Dix mois plus tard, c’est le dirigeant de Syriza Alexis Tsipras qui mène la campagne pour imposer un nouveau cycle d'austérité soutenu par l'UE. « Nous devons nous serrer la ceinture », a-t-il déclaré cette semaine en présentant son nouveau budget, « pour oser mettre en œuvre les réformes dont le pays a besoin ». Depuis, l'ancien ministre des Finances de Syriza Yanis Varoufakis, qui se qualifie de « marxiste erratique », a fait connaître son admiration pour Margaret Thatcher.
Non seulement les représentants pseudo de gauche des sections les plus privilégiées de la classe moyenne ont été démasqués en Grèce comme les complices de l'austérité, ils ont aussi été les champions des opérations impérialistes au Moyen-Orient. En Syrie, des groupes et des publications telles que l'Organisation Internationale socialiste et International Viewpoint ont justifié sur la base des « droits de l'homme » la campagne de la CIA pour renverser le régime d'Assad en attisant une guerre civile sectaire catastrophique. Reprenant les appels des factions les plus farouchement militaristes de la classe dirigeante américaine, ils critiquent l'administration Obama pour ne pas agir assez vite ou assez agressivement pour évincer Assad.
Un réalignement politique commence à avoir lieu, apportant avec lui une conjonction croissante entre la perspective et le programme défendus par le Comité international de la Quatrième Internationale et la recrudescence des luttes de la classe ouvrière. Aux États-Unis, le WSWS a joué un rôle central dans un mouvement croissant de travailleurs de l'automobile qui luttent pour se débarrasser du poids mort des syndicats et emprunter une voie indépendante. Ceci est un premier signe d’une réorientation de la classe ouvrière à l'échelle mondiale.
La crise grandissante est un symptôme de l’état de désintégration avancé du capitalisme. La question fondamentale est celle-ci: laquelle se développera le plus rapidement de la marche de la classe dirigeante à la barbarie et à la guerre ou de la mobilisation politique indépendante de la classe ouvrière dans la révolution socialiste mondiale?

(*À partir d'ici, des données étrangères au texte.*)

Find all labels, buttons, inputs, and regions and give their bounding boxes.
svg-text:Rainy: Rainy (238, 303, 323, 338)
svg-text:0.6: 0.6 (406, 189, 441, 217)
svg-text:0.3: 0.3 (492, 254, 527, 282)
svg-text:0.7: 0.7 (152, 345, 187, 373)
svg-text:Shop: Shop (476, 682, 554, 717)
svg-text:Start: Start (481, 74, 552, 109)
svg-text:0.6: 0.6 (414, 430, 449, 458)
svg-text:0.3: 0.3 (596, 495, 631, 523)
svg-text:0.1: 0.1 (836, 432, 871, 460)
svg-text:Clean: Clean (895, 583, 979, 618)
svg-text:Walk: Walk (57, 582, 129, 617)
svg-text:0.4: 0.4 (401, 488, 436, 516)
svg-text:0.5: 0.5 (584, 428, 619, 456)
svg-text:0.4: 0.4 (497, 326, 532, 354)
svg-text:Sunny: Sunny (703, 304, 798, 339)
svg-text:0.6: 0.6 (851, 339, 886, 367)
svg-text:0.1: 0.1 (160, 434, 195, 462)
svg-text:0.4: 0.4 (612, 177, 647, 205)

Pour que cette question trouve une réponse qui inaugure une nouvelle étape de l'avenir de l'humanité, il faut que se produise un développement de la conscience politique socialiste dans la classe ouvrière à travers la construction d’une direction révolutionnaire, c’est-à-dire la construction du Comité international de la Quatrième Internationale, parti mondial de la révolution socialiste.